Mario aferraba sus manos al volante. El camino sin asfaltar subía y serpenteaba por la montaña de eucaliptos. El aullido de las sirenas, que se había quedado atrás al tomar el desvío, entraba tenue junto a una gran polvareda por la luna trasera rota. Los cristales traqueteaban en el asiento de atrás junto a los fusiles y los libros viejos de Valentina. Ella estaba en el asiento de al lado, gimoteaba con las manos aferradas a la única bolsa que habían conseguido salvar del atraco. Las otras dos se habían quedado atrás junto al cuerpo acribillado de Arturo.
Mario frenó en seco donde terminaba el camino, que sin avisar se convertía en un precipicio en caída libre hacia el mar. El chico, que no había cumplido aún los treinta años, golpeó el volante varias veces con todas sus fuerzas. Y maldijo. Tanta planificación, tanta sangre vertida, para acabar así. Aunque en el fondo, sabía que no había otra forma. La polvareda se disipaba y el olor a sal le inundó por completo. Se girópara mirar a Valentina, el pelo rubio y revuelto estaba húmedo y por su mano izquierda corría un rio rojizo que bajaba por la manga del vestido. Con un gesto la recogió el pelo para mirar su rostro crispado, sus dientes rechinaban. Las sirenas estaban cada vez más cercanas. La mirada que le devolvió estaba cansada y sus ojos azules parecían apagarse como una vela que se consume.
─Mira – dijo Mario – es nuestro mar. Donde siempre soñamos con retirarnos de este mundo. Este dinero iba a cumplir ese sueño – por un momento titubeó viendo como Valentina levantaba la cabeza y miraba el horizonte─ lo siento tanto.
La sangre parecía brotar de la herida con más fuerza y anegaba el salpicadero.
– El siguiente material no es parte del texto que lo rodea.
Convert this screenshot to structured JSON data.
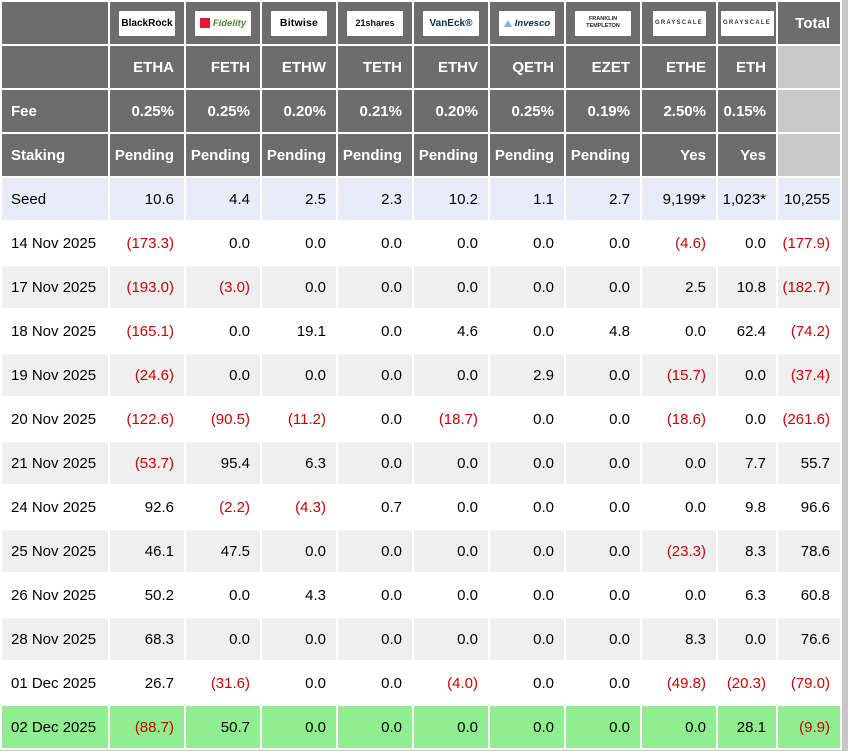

Por un momento sus ojos se fundieron con el mar y con lentitud señalo un punto lejano. Una pequeña isla de la que, como una señal, se elevaba una columna de humo.
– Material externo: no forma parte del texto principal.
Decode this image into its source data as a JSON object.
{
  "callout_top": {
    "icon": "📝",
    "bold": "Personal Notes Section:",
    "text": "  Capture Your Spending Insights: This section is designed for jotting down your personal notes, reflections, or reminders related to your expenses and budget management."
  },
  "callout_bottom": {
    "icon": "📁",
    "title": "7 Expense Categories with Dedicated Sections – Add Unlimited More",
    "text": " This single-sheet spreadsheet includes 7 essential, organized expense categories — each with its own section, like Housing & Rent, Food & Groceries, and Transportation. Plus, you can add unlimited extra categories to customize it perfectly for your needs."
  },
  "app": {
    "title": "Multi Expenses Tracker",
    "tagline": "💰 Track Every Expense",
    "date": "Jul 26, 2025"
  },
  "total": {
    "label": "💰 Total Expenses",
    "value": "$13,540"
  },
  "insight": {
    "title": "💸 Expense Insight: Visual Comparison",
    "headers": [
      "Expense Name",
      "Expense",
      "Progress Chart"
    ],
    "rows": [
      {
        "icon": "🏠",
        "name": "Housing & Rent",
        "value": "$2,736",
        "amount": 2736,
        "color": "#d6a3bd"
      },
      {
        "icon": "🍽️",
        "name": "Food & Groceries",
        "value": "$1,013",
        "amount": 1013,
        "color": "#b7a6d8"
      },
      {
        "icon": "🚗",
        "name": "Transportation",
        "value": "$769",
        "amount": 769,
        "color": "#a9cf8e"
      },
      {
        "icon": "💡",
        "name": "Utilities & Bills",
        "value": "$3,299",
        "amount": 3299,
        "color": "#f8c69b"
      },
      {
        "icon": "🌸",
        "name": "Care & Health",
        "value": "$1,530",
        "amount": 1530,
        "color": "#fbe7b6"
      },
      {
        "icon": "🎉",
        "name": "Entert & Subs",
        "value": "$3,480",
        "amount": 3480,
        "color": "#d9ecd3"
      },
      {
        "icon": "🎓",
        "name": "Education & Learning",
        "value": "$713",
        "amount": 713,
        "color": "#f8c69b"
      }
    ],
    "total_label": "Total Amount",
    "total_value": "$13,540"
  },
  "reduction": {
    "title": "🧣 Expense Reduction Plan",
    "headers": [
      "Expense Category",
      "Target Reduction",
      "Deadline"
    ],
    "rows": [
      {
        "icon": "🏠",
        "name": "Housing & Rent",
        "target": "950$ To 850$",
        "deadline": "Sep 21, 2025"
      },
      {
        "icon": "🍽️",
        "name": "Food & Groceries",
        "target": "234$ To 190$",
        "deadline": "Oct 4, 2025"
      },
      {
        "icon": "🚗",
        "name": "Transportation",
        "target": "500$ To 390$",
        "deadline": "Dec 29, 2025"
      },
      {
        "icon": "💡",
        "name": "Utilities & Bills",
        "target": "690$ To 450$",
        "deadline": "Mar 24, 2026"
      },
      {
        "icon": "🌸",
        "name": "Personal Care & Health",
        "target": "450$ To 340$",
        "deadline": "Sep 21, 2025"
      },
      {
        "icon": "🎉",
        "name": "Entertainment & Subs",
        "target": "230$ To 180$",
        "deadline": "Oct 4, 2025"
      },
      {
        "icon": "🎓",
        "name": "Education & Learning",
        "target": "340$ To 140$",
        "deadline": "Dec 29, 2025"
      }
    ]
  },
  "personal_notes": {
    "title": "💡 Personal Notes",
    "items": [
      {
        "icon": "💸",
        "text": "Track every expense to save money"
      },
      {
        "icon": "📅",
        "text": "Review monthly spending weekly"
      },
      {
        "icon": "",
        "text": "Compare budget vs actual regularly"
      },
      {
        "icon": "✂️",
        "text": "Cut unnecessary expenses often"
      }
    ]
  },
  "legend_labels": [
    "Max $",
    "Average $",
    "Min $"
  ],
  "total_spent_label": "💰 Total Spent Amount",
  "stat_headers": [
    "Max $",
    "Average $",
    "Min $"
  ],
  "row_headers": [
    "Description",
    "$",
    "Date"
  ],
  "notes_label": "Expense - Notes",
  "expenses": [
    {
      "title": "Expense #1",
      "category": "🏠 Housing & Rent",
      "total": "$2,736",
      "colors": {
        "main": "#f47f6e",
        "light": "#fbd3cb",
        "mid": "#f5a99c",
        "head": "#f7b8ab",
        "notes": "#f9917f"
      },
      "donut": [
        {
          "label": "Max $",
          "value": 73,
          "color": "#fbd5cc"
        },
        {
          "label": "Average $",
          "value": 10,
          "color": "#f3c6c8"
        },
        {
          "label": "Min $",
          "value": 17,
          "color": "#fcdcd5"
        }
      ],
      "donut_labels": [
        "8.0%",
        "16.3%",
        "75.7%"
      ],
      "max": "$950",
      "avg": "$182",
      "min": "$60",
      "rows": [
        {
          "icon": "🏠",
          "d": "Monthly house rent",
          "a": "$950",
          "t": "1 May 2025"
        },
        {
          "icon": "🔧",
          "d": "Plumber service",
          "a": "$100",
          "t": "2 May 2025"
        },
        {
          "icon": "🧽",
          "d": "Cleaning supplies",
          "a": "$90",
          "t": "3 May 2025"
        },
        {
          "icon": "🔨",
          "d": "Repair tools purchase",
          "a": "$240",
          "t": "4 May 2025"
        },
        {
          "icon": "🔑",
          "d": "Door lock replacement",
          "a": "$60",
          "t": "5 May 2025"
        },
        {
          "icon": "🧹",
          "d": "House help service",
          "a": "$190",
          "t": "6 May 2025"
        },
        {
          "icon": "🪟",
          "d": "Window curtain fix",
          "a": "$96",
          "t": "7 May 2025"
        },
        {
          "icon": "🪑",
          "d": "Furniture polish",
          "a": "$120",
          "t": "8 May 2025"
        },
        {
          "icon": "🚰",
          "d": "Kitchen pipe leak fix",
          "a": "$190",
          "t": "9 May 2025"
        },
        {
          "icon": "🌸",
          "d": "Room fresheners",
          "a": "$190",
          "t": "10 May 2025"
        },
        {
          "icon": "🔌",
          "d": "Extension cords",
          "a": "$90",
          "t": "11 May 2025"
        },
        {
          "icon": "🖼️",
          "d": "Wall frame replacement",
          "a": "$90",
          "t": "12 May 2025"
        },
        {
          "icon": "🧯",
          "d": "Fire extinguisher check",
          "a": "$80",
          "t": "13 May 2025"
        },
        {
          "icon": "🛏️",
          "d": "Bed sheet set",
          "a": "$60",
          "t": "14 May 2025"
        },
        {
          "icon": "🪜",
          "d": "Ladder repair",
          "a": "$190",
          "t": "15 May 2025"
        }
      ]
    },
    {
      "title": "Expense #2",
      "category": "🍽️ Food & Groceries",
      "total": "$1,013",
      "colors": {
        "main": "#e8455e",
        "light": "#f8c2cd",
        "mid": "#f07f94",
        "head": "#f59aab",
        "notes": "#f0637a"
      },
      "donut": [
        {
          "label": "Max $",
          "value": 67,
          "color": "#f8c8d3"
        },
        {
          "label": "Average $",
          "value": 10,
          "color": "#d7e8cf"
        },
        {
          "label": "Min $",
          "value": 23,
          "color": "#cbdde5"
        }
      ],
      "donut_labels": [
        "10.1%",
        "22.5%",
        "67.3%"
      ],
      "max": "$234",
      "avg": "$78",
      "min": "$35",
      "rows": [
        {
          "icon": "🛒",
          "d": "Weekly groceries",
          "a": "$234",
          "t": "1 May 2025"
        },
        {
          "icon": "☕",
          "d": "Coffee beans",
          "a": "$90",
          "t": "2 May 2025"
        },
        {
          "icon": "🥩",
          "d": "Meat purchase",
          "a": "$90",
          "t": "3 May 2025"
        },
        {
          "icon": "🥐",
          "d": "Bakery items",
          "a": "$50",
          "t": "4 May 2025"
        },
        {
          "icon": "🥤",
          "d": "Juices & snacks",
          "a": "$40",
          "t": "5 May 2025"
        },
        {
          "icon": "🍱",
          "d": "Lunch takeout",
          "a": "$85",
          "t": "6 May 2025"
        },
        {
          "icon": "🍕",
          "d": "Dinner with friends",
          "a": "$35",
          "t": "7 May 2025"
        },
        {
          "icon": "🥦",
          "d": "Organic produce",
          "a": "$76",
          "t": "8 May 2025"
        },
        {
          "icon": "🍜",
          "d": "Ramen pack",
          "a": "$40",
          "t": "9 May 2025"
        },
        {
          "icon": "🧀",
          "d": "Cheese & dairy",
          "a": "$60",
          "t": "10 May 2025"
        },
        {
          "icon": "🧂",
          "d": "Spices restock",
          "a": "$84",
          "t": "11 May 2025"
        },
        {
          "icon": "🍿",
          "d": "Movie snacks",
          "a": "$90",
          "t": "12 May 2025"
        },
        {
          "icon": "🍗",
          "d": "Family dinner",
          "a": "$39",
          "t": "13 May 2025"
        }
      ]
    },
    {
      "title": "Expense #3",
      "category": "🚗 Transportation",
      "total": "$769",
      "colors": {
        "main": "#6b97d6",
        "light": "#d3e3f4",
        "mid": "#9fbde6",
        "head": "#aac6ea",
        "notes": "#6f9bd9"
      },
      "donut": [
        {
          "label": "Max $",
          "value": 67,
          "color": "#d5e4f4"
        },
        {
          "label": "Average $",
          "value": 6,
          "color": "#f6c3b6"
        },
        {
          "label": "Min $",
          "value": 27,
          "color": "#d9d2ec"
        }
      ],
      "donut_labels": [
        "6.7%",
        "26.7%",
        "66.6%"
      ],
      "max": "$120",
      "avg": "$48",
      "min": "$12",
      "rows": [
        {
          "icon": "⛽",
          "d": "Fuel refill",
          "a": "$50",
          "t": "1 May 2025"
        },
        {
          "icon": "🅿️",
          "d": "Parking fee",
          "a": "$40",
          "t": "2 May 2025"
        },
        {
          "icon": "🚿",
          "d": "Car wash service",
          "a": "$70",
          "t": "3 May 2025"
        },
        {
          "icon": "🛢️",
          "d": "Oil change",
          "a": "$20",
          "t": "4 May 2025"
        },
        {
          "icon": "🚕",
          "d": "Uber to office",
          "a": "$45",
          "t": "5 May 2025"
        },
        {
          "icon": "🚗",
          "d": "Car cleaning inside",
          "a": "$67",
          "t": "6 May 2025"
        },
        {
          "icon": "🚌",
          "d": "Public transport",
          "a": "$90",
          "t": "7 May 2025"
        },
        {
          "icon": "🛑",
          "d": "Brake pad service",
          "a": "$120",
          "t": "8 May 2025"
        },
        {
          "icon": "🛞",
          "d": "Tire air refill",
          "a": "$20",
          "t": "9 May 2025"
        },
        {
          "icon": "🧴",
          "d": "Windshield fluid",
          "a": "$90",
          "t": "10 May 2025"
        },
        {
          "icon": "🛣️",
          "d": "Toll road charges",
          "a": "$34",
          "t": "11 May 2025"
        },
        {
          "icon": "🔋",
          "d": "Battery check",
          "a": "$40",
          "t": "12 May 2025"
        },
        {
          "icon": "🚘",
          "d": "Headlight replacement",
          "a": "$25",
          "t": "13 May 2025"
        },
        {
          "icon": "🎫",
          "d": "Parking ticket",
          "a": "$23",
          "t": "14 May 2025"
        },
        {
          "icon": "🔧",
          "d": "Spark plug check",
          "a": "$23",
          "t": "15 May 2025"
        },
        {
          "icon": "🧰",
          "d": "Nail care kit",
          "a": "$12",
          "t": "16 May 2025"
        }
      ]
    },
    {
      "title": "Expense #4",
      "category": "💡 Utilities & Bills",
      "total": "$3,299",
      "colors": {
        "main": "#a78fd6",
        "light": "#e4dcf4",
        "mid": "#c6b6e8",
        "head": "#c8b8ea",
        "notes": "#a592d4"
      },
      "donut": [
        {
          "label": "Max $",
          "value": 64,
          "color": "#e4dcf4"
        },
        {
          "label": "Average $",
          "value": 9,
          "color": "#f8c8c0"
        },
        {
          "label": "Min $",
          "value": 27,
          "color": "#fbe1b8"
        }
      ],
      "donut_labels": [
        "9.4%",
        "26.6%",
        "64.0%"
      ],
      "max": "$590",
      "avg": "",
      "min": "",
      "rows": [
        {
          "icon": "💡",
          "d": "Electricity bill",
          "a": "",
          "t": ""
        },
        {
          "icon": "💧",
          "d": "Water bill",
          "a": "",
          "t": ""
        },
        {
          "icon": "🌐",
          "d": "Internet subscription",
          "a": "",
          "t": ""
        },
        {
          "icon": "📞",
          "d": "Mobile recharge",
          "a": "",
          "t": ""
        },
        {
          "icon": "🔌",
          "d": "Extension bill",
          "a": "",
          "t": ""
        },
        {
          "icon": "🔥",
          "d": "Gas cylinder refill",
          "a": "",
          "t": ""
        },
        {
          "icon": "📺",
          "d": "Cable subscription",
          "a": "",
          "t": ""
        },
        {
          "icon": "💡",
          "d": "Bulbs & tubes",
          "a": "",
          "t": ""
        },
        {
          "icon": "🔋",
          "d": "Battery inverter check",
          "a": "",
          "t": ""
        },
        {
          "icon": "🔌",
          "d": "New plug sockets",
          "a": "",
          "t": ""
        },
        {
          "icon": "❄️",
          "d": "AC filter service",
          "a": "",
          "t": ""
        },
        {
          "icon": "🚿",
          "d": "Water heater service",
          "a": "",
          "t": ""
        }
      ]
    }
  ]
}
─Es como la isla del negro, de los diez negritos. Un lugar donde solo vive la muerte─ su voz, una vez femenina y dura, sonaba rota y vacía.
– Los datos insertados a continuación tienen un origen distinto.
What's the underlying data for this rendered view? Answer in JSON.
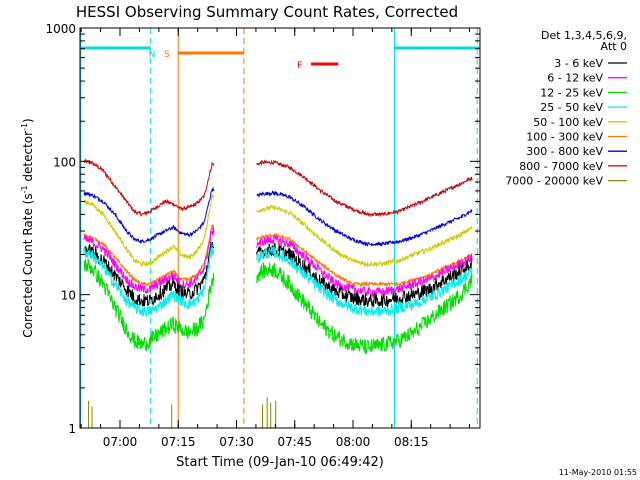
{
  "chart_data": {
    "type": "line",
    "title": "HESSI Observing Summary Count Rates, Corrected",
    "xlabel": "Start Time (09-Jan-10 06:49:42)",
    "ylabel_parts": [
      "Corrected Count Rate (s",
      "-1",
      " detector",
      "-1",
      ")"
    ],
    "y_scale": "log",
    "ylim": [
      1,
      1000
    ],
    "xlim_minutes_after_0649": [
      0,
      103
    ],
    "x_ticks": [
      {
        "t": 10.3,
        "label": "07:00"
      },
      {
        "t": 25.3,
        "label": "07:15"
      },
      {
        "t": 40.3,
        "label": "07:30"
      },
      {
        "t": 55.3,
        "label": "07:45"
      },
      {
        "t": 70.3,
        "label": "08:00"
      },
      {
        "t": 85.3,
        "label": "08:15"
      }
    ],
    "y_ticks": [
      {
        "v": 1,
        "label": "1"
      },
      {
        "v": 10,
        "label": "10"
      },
      {
        "v": 100,
        "label": "100"
      },
      {
        "v": 1000,
        "label": "1000"
      }
    ],
    "legend": {
      "placement": "right",
      "header": [
        "Det 1,3,4,5,6,9,",
        "Att 0"
      ],
      "entries": [
        {
          "label": "3 - 6 keV",
          "color": "#000000"
        },
        {
          "label": "6 - 12 keV",
          "color": "#ff00ff"
        },
        {
          "label": "12 - 25 keV",
          "color": "#00dd00"
        },
        {
          "label": "25 - 50 keV",
          "color": "#00eeee"
        },
        {
          "label": "50 - 100 keV",
          "color": "#cccc00"
        },
        {
          "label": "100 - 300 keV",
          "color": "#ff7700"
        },
        {
          "label": "300 - 800 keV",
          "color": "#0000dd"
        },
        {
          "label": "800 - 7000 keV",
          "color": "#cc0000"
        },
        {
          "label": "7000 - 20000 keV",
          "color": "#888800"
        }
      ]
    },
    "gap_minutes": [
      34.5,
      45.5
    ],
    "series": [
      {
        "color": "#cc0000",
        "noise": 0.03,
        "points": [
          [
            1,
            100
          ],
          [
            3,
            98
          ],
          [
            6,
            85
          ],
          [
            9,
            65
          ],
          [
            12,
            50
          ],
          [
            14,
            42
          ],
          [
            16,
            40
          ],
          [
            18,
            42
          ],
          [
            20,
            46
          ],
          [
            22,
            50
          ],
          [
            24,
            48
          ],
          [
            26,
            44
          ],
          [
            28,
            45
          ],
          [
            30,
            48
          ],
          [
            32,
            55
          ],
          [
            34,
            95
          ],
          [
            45.5,
            95
          ],
          [
            47,
            98
          ],
          [
            50,
            98
          ],
          [
            54,
            90
          ],
          [
            58,
            75
          ],
          [
            62,
            60
          ],
          [
            66,
            50
          ],
          [
            70,
            44
          ],
          [
            74,
            40
          ],
          [
            78,
            40
          ],
          [
            82,
            42
          ],
          [
            86,
            47
          ],
          [
            90,
            53
          ],
          [
            94,
            60
          ],
          [
            98,
            68
          ],
          [
            101,
            75
          ]
        ]
      },
      {
        "color": "#0000dd",
        "noise": 0.03,
        "points": [
          [
            1,
            58
          ],
          [
            3,
            56
          ],
          [
            6,
            50
          ],
          [
            9,
            40
          ],
          [
            12,
            30
          ],
          [
            14,
            26
          ],
          [
            16,
            25
          ],
          [
            18,
            26
          ],
          [
            20,
            28
          ],
          [
            22,
            30
          ],
          [
            24,
            32
          ],
          [
            26,
            29
          ],
          [
            28,
            28
          ],
          [
            30,
            30
          ],
          [
            32,
            35
          ],
          [
            34,
            62
          ],
          [
            45.5,
            55
          ],
          [
            47,
            57
          ],
          [
            50,
            58
          ],
          [
            54,
            54
          ],
          [
            58,
            45
          ],
          [
            62,
            36
          ],
          [
            66,
            30
          ],
          [
            70,
            26
          ],
          [
            74,
            24
          ],
          [
            78,
            24
          ],
          [
            82,
            25
          ],
          [
            86,
            27
          ],
          [
            90,
            30
          ],
          [
            94,
            34
          ],
          [
            98,
            38
          ],
          [
            101,
            43
          ]
        ]
      },
      {
        "color": "#cccc00",
        "noise": 0.04,
        "points": [
          [
            1,
            50
          ],
          [
            3,
            48
          ],
          [
            6,
            40
          ],
          [
            9,
            30
          ],
          [
            12,
            22
          ],
          [
            14,
            18
          ],
          [
            16,
            17
          ],
          [
            18,
            17
          ],
          [
            20,
            19
          ],
          [
            22,
            21
          ],
          [
            24,
            23
          ],
          [
            26,
            20
          ],
          [
            28,
            19
          ],
          [
            30,
            21
          ],
          [
            32,
            26
          ],
          [
            34,
            55
          ],
          [
            45.5,
            42
          ],
          [
            47,
            44
          ],
          [
            50,
            45
          ],
          [
            54,
            41
          ],
          [
            58,
            33
          ],
          [
            62,
            26
          ],
          [
            66,
            21
          ],
          [
            70,
            18
          ],
          [
            74,
            17
          ],
          [
            78,
            17
          ],
          [
            82,
            18
          ],
          [
            86,
            20
          ],
          [
            90,
            22
          ],
          [
            94,
            25
          ],
          [
            98,
            28
          ],
          [
            101,
            32
          ]
        ]
      },
      {
        "color": "#ff7700",
        "noise": 0.03,
        "points": [
          [
            1,
            28
          ],
          [
            3,
            27
          ],
          [
            6,
            24
          ],
          [
            9,
            19
          ],
          [
            12,
            15
          ],
          [
            14,
            13
          ],
          [
            16,
            12
          ],
          [
            18,
            12
          ],
          [
            20,
            13
          ],
          [
            22,
            14
          ],
          [
            24,
            15
          ],
          [
            26,
            13
          ],
          [
            28,
            13
          ],
          [
            30,
            14
          ],
          [
            32,
            17
          ],
          [
            34,
            33
          ],
          [
            45.5,
            26
          ],
          [
            47,
            27
          ],
          [
            50,
            28
          ],
          [
            54,
            26
          ],
          [
            58,
            21
          ],
          [
            62,
            17
          ],
          [
            66,
            14
          ],
          [
            70,
            12
          ],
          [
            74,
            12
          ],
          [
            78,
            12
          ],
          [
            82,
            12
          ],
          [
            86,
            13
          ],
          [
            90,
            14
          ],
          [
            94,
            16
          ],
          [
            98,
            18
          ],
          [
            101,
            20
          ]
        ]
      },
      {
        "color": "#ff00ff",
        "noise": 0.08,
        "points": [
          [
            1,
            26
          ],
          [
            3,
            25
          ],
          [
            6,
            22
          ],
          [
            9,
            17
          ],
          [
            12,
            13
          ],
          [
            14,
            11.5
          ],
          [
            16,
            11
          ],
          [
            18,
            11
          ],
          [
            20,
            12
          ],
          [
            22,
            13
          ],
          [
            24,
            14
          ],
          [
            26,
            12
          ],
          [
            28,
            12
          ],
          [
            30,
            13
          ],
          [
            32,
            16
          ],
          [
            34,
            30
          ],
          [
            45.5,
            24
          ],
          [
            47,
            25
          ],
          [
            50,
            26
          ],
          [
            54,
            24
          ],
          [
            58,
            19
          ],
          [
            62,
            15
          ],
          [
            66,
            12
          ],
          [
            70,
            11
          ],
          [
            74,
            10.5
          ],
          [
            78,
            10.5
          ],
          [
            82,
            11
          ],
          [
            86,
            12
          ],
          [
            90,
            13
          ],
          [
            94,
            15
          ],
          [
            98,
            17
          ],
          [
            101,
            19
          ]
        ]
      },
      {
        "color": "#000000",
        "noise": 0.12,
        "points": [
          [
            1,
            22
          ],
          [
            3,
            21
          ],
          [
            6,
            18
          ],
          [
            9,
            14
          ],
          [
            12,
            11
          ],
          [
            14,
            9.5
          ],
          [
            16,
            9
          ],
          [
            18,
            9
          ],
          [
            20,
            10
          ],
          [
            22,
            11
          ],
          [
            24,
            12
          ],
          [
            26,
            10.5
          ],
          [
            28,
            10
          ],
          [
            30,
            11
          ],
          [
            32,
            13
          ],
          [
            34,
            24
          ],
          [
            45.5,
            20
          ],
          [
            47,
            21
          ],
          [
            50,
            22
          ],
          [
            54,
            20
          ],
          [
            58,
            16
          ],
          [
            62,
            12.5
          ],
          [
            66,
            10.5
          ],
          [
            70,
            9.5
          ],
          [
            74,
            9
          ],
          [
            78,
            9
          ],
          [
            82,
            9.5
          ],
          [
            86,
            10
          ],
          [
            90,
            11
          ],
          [
            94,
            13
          ],
          [
            98,
            15
          ],
          [
            101,
            17
          ]
        ]
      },
      {
        "color": "#00eeee",
        "noise": 0.1,
        "points": [
          [
            1,
            21
          ],
          [
            3,
            20
          ],
          [
            6,
            16
          ],
          [
            9,
            12
          ],
          [
            12,
            9
          ],
          [
            14,
            8
          ],
          [
            16,
            7.5
          ],
          [
            18,
            7.5
          ],
          [
            20,
            8
          ],
          [
            22,
            9
          ],
          [
            24,
            10
          ],
          [
            26,
            9
          ],
          [
            28,
            8.5
          ],
          [
            30,
            9
          ],
          [
            32,
            11
          ],
          [
            34,
            22
          ],
          [
            45.5,
            19
          ],
          [
            47,
            20
          ],
          [
            50,
            21
          ],
          [
            54,
            18
          ],
          [
            58,
            14
          ],
          [
            62,
            11
          ],
          [
            66,
            9
          ],
          [
            70,
            8
          ],
          [
            74,
            7.5
          ],
          [
            78,
            7.5
          ],
          [
            82,
            8
          ],
          [
            86,
            8.5
          ],
          [
            90,
            9.5
          ],
          [
            94,
            11
          ],
          [
            98,
            13
          ],
          [
            101,
            15
          ]
        ]
      },
      {
        "color": "#00dd00",
        "noise": 0.14,
        "points": [
          [
            1,
            17
          ],
          [
            3,
            16
          ],
          [
            6,
            12
          ],
          [
            9,
            8
          ],
          [
            12,
            5.5
          ],
          [
            14,
            4.5
          ],
          [
            16,
            4.2
          ],
          [
            18,
            4.5
          ],
          [
            20,
            5
          ],
          [
            22,
            5.5
          ],
          [
            24,
            6
          ],
          [
            26,
            5.5
          ],
          [
            28,
            5.2
          ],
          [
            30,
            5.5
          ],
          [
            32,
            6.5
          ],
          [
            34,
            13
          ],
          [
            45.5,
            14
          ],
          [
            47,
            15
          ],
          [
            50,
            15.5
          ],
          [
            54,
            12
          ],
          [
            58,
            8.5
          ],
          [
            62,
            6
          ],
          [
            66,
            4.8
          ],
          [
            70,
            4.3
          ],
          [
            74,
            4
          ],
          [
            78,
            4.2
          ],
          [
            82,
            4.5
          ],
          [
            86,
            5.2
          ],
          [
            90,
            6.5
          ],
          [
            94,
            8
          ],
          [
            98,
            10
          ],
          [
            101,
            13
          ]
        ]
      }
    ],
    "spikes_7000_20000": [
      [
        2.2,
        1.6
      ],
      [
        3.1,
        1.45
      ],
      [
        23.6,
        1.5
      ],
      [
        47.0,
        1.5
      ],
      [
        48.2,
        1.7
      ],
      [
        49.1,
        1.55
      ],
      [
        50.4,
        1.6
      ]
    ],
    "flags": [
      {
        "label": "N",
        "color": "#00dddd",
        "row": 0,
        "segments": [
          [
            0,
            18.2
          ],
          [
            81,
            103
          ]
        ]
      },
      {
        "label": "S",
        "color": "#ff7700",
        "row": 1,
        "segments": [
          [
            25.3,
            42.2
          ]
        ]
      },
      {
        "label": "F",
        "color": "#ff0000",
        "row": 2,
        "segments": [
          [
            59.5,
            66.5
          ]
        ]
      }
    ],
    "vlines": [
      {
        "t": 0.2,
        "color": "#00dddd",
        "dashed": false
      },
      {
        "t": 18.2,
        "color": "#00dddd",
        "dashed": true
      },
      {
        "t": 25.3,
        "color": "#ff7700",
        "dashed": false
      },
      {
        "t": 42.2,
        "color": "#ff7700",
        "dashed": true
      },
      {
        "t": 81.0,
        "color": "#00dddd",
        "dashed": false
      },
      {
        "t": 102.3,
        "color": "#00dddd",
        "dashed": true
      }
    ]
  },
  "footer": {
    "timestamp": "11-May-2010 01:55"
  }
}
Y suspiró y no hubo más vida. Se apagó y cayó con la cabeza inerte hacia un lado. Los coches de la policía ya estaban allí. Mario no se giró para mirarlos, podía oír los crujidos de las ruedas al frenar sobre las piedras, las voces de los hombres y el ruido metálico de las armas al montarse.
─Sal del coche con las manos arriba – dijo una voz autoritaria.
Y Mario, sin lágrimas en los ojos, empuñó su pistola.